Рука Скворцова с наколотым на вилку кусочком огурца замерла.
– Что? – Он крякнул, отложил вилку, воззрился насмешливо. – Толик, ты что, охренел?
Ухватил себя за нагрудные карманы комбинезона, подёргал:
– Не видно разве? Слесарь я, компрессорщик!
Толя забормотал про сон, про фото и понял, что язык заплетается, слова и мысли путаются. План разговора, что подготовил перед визитом, вылетел из головы напрочь. Не надо было пить наравне со Скворцовым, понял Толя. Он хоть и хилый с виду, стаж-то у него на комбинате – о-го-го! Куда там его перепить… Толя по сравнению с ним – просто юниор.
Скворцов посмотрел на Толю, покачал головой: «Да уж…» Потом мягко поднял за плечи, повёл к двери. Толя не сопротивлялся.
– Температуру я вам сделаю, – сказал Скворцов на прощанье. – А вот пить с тобой, Толян, не обессудь, больше не буду. Ну тебя на фиг.

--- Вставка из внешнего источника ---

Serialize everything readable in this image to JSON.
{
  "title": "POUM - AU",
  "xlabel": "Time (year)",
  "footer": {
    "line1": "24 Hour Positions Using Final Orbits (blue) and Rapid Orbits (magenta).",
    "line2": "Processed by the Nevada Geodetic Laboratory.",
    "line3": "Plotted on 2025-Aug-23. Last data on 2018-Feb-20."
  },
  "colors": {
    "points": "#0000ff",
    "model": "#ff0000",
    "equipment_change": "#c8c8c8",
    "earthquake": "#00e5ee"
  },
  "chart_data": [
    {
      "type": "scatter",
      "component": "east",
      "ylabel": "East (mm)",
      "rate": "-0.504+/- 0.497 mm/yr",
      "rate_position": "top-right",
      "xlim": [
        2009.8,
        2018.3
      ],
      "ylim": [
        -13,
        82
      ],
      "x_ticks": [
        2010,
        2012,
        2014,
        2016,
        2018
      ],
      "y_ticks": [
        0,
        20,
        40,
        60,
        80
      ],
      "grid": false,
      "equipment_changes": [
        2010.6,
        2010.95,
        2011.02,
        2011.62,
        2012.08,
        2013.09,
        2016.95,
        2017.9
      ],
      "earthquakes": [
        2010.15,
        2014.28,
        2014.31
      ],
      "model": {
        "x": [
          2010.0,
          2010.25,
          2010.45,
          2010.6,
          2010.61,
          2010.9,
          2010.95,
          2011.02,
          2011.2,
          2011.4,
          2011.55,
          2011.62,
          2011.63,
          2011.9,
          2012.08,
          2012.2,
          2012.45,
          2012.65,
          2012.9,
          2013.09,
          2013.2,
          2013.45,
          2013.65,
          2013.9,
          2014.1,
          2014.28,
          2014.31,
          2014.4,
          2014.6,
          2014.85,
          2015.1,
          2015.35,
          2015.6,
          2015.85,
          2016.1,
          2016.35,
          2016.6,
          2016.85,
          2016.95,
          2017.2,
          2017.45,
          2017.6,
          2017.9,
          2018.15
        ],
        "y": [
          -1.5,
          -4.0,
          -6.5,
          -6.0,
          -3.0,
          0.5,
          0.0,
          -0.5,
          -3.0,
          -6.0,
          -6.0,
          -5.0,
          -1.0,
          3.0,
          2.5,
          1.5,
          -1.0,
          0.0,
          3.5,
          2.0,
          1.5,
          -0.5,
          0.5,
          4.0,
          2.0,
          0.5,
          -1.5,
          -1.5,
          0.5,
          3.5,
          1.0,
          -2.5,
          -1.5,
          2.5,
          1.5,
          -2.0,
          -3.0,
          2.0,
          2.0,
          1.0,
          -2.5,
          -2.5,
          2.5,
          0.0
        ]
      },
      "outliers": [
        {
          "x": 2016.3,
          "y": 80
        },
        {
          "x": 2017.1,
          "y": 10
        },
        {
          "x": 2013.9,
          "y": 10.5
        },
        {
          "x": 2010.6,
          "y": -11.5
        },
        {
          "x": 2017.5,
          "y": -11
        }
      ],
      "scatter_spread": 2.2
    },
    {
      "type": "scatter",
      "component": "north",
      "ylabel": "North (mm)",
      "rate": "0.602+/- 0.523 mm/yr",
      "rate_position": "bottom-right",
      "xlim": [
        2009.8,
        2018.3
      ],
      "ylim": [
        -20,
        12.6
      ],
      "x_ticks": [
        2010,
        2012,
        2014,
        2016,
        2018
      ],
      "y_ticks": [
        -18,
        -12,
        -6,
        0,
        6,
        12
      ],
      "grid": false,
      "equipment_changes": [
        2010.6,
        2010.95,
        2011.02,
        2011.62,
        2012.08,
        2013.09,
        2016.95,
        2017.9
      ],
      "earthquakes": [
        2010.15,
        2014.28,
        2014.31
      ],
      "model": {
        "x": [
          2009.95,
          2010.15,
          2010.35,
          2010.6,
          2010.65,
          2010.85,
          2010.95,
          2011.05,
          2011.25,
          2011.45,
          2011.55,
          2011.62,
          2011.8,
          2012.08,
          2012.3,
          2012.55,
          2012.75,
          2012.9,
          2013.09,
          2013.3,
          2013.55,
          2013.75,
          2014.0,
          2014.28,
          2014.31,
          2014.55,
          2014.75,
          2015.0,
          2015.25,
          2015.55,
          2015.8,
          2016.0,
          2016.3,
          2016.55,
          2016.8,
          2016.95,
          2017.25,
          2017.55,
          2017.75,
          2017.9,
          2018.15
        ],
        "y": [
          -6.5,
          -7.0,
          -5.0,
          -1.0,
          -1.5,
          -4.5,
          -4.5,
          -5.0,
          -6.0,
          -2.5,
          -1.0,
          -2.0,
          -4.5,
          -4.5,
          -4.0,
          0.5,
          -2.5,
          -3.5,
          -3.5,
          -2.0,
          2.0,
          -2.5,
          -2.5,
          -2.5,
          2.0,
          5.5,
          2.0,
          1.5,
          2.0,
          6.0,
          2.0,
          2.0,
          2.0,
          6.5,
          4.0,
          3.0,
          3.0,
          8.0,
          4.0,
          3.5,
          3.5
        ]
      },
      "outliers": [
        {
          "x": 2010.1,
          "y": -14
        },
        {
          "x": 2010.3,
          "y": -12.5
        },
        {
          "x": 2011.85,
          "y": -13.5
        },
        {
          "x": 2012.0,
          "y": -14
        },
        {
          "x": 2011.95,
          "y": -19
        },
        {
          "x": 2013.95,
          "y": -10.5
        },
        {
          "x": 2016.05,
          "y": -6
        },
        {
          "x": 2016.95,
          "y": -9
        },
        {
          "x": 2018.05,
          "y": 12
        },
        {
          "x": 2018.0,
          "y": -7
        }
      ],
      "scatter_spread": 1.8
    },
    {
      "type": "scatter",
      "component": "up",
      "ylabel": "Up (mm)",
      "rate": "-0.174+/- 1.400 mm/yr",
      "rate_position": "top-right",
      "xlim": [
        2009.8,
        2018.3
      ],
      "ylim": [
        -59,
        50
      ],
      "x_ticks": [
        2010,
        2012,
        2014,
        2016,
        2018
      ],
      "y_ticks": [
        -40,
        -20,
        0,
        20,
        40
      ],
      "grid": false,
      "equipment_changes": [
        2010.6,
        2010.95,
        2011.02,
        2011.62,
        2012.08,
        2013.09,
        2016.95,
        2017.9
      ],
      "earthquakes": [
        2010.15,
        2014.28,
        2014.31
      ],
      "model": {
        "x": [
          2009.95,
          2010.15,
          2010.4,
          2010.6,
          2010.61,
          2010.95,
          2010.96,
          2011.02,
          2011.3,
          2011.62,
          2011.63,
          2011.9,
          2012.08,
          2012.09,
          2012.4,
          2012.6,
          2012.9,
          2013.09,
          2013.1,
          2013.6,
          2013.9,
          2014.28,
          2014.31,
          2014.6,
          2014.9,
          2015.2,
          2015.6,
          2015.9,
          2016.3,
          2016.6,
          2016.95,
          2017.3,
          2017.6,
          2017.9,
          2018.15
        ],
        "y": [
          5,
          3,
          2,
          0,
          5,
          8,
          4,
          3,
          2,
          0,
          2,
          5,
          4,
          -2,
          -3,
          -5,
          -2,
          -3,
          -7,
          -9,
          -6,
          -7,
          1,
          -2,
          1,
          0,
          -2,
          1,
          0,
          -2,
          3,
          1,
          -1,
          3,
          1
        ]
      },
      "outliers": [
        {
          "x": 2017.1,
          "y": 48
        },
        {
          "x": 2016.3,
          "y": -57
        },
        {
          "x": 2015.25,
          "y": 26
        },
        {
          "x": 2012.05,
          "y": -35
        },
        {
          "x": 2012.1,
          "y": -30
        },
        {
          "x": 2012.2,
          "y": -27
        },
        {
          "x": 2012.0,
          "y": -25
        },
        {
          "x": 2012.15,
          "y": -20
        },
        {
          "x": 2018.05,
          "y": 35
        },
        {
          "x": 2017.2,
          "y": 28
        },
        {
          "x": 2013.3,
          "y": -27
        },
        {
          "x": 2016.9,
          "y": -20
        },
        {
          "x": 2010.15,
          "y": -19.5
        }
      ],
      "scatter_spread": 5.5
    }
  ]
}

Махнул рукой и закрыл дверь.
– Ангел небесный… Вот же дурбецело… – услышал Толя, уходя.
Задача споить Скворцова и что-нибудь выведать была провалена, зато сам Толя напился в дымину. Бредя, как в тумане, он направлялся в раздевалку, когда взгляд его упал на ворота склада.
«Ага», – подумал Толя.
Что «ага», он и сам не знал, но, сорвав пломбу и быстрым, механическим движением открыв навесной замок и распахнув створку ворот, вошёл в морозильную камеру. Мёртвые куры никак не отреагировали на его появление. Он остановился посреди камеры и мутным взглядом обвёл свои владения. Тут на глаза попалась большая, в разводах, стена.
– Ага! – повторил Толя вслух и двинулся к стене.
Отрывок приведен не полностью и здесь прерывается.